One more turn of the screw against individual freedoms in Russia. Russian deputies adopted a law on Tuesday, November 12, banning the promotion of a child-free lifestyle, against a backdrop of demographic crisis in the country amplified by the conflict in Ukraine. This text, voted unanimously and which must still be adopted by the upper house on November 20, is also fully in line with the ultraconservative turn of Russian power on social issues, taken under the leadership of Vladimir Putin since the large-scale assault on Ukraine in February 2022.
According to the law, individuals who engage in the promotion of a child-free lifestyle would risk a fine of 400,000 rubles (around 4,000 euros) and civil servants double that. For legal entities, the sanction could be increased to five million rubles (nearly 48,000 euros).
Political and religious leaders see in the defense of so-called “traditional” values an extension of Russia’s struggle against the West, accused of moral “decadence”. The rights of the LGBT community have notably been reduced to nothing. “A strong family has been proclaimed as a traditional value” in Russia in 2022, underline the authors of the text in an explanatory note. However, “one of the threats to traditional values is the promotion in Russian society of the ‘childless’ ideology, which leads to a degradation of social institutions […] and creates circumstances for depopulation,” they say.

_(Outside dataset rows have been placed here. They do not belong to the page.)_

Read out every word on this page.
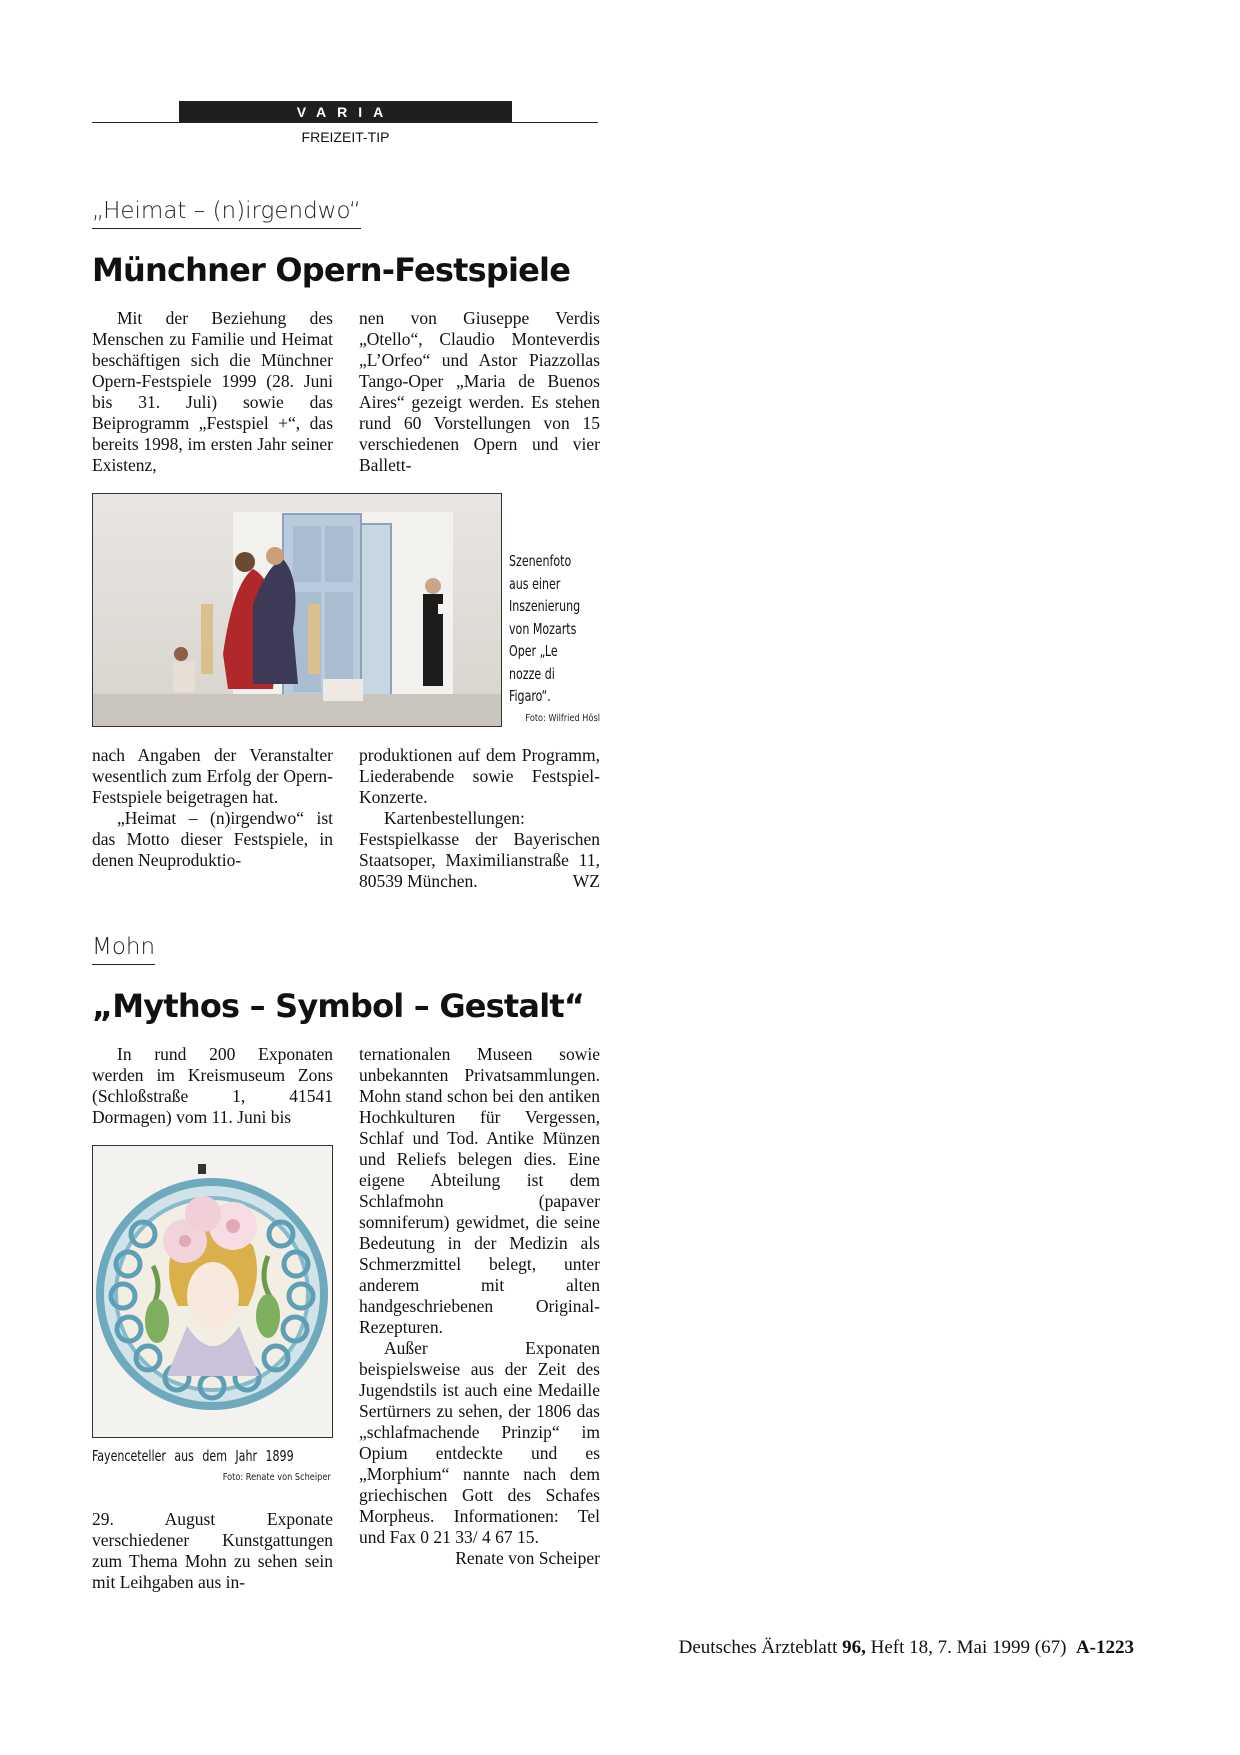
VARIA
FREIZEIT-TIP
„Heimat – (n)irgendwo“
Münchner Opern-Festspiele

Mit der Beziehung des Menschen zu Familie und Heimat beschäftigen sich die Münchner Opern-Festspiele 1999 (28. Juni bis 31. Juli) sowie das Beiprogramm „Festspiel +“, das bereits 1998, im ersten Jahr seiner Existenz,

nen von Giuseppe Verdis „Otello“, Claudio Monteverdis „L’Orfeo“ und Astor Piazzollas Tango-Oper „Maria de Buenos Aires“ gezeigt werden. Es stehen rund 60 Vorstellungen von 15 verschiedenen Opern und vier Ballett-

Szenenfoto aus einer Inszenierung von Mozarts Oper „Le nozze di Figaro“.
Foto: Wilfried Hösl

nach Angaben der Veranstalter wesentlich zum Erfolg der Opern-Festspiele beigetragen hat.

„Heimat – (n)irgendwo“ ist das Motto dieser Festspiele, in denen Neuproduktio-

produktionen auf dem Programm, Liederabende sowie Festspiel-Konzerte.

Kartenbestellungen: Festspielkasse der Bayerischen Staatsoper, Maximilianstraße 11, 80539 München.	WZ

Mohn
„Mythos – Symbol – Gestalt“

In rund 200 Exponaten werden im Kreismuseum Zons (Schloßstraße 1, 41541 Dormagen) vom 11. Juni bis

Fayenceteller aus dem Jahr 1899
Foto: Renate von Scheiper

29. August Exponate verschiedener Kunstgattungen zum Thema Mohn zu sehen sein mit Leihgaben aus in-

ternationalen Museen sowie unbekannten Privatsammlungen. Mohn stand schon bei den antiken Hochkulturen für Vergessen, Schlaf und Tod. Antike Münzen und Reliefs belegen dies. Eine eigene Abteilung ist dem Schlafmohn (papaver somniferum) gewidmet, die seine Bedeutung in der Medizin als Schmerzmittel belegt, unter anderem mit alten handgeschriebenen Original-Rezepturen.

Außer Exponaten beispielsweise aus der Zeit des Jugendstils ist auch eine Medaille Sertürners zu sehen, der 1806 das „schlafmachende Prinzip“ im Opium entdeckte und es „Morphium“ nannte nach dem griechischen Gott des Schafes Morpheus. Informationen: Tel und Fax 0 21 33/ 4 67 15.
Renate von Scheiper

Deutsches Ärzteblatt 96, Heft 18, 7. Mai 1999 (67) A-1223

In the crosshairs of the promoters of the law, communities and groups which would expose themselves to heavy fines for doing what is described as the promotion of a “Childfree” lifestyle and which would have an aggressive attitude towards “those who carry out their need to be a mother or father”, whether on the Internet, in the media and books, in films or in advertisements.
“Catastrophic”
But this law also has the major objective of responding to the significant crisis of Russian demographic decline which Vladimir Putin has never managed to remedy since his arrival in power a quarter of a century ago, despite the implementation of numerous policies natalists. In July, the Kremlin recognized a situation that was “catastrophic for the future of the nation”.
This demographic situation was exacerbated in the 1990s, due to the very low level of births in this period of social and economic crisis which followed the fall of the USSR. However, it is this very small generation which is old enough to have children, but which today has very few, which risks accelerating Russia’s decline. In 2023, the fertility rate in Russia was 1.41 children per woman of childbearing age, far from the population replacement rate estimated at 2.1 children per woman, according to estimates from the Russian Statistics Agency ( Rosstat), cited by the Russian economic daily RBC.
A significant element also aggravates the situation: the war in Ukraine. Because if Russia does not communicate about its military losses on the Ukrainian front, the conflict only accentuates this trend. The very numerous disappearances of young men contribute to an aging of the population, but also remove a whole part of the population most likely to have children.
Thus, according to Rosstat, only 920,200 children were born in Russia between January and September 2024, a decrease of 3.4% compared to the same period of the previous year. According to Russian media, this is the worst toll since the end of the 1990s. Rosstat also forecasts that the Russian population will plunge by three million by 2030, or around 143 million inhabitants.
Adoption of Russian children
As part of this policy of defending traditional values, the Supreme Court has already banned the “international LGBT + movement”, described as “extremist”. This vague wording opens the door to heavy prison sentences for those accused of adhering to it. MPs also voted on Tuesday for a law preventing the adoption of Russian children by nationals of countries authorizing gender transition and change of marital status, now prohibited in Russia.
“In these countries, the situation is absolutely unacceptable for our children to be sent there,” commented the Speaker of Parliament Vyacheslav Volodin, specifying that this had affected seven children in 2023. “Today’s decision will lead to this that all our children are adopted in their own country,” he said.
Excluding countries that allow gender transition amounts to excluding “NATO countries”, where this is generally permitted, the MEPs note in their explanatory text. Since 2013, the country has already banned adoption by foreign homosexual couples or unmarried nationals from countries where same-sex union is legal.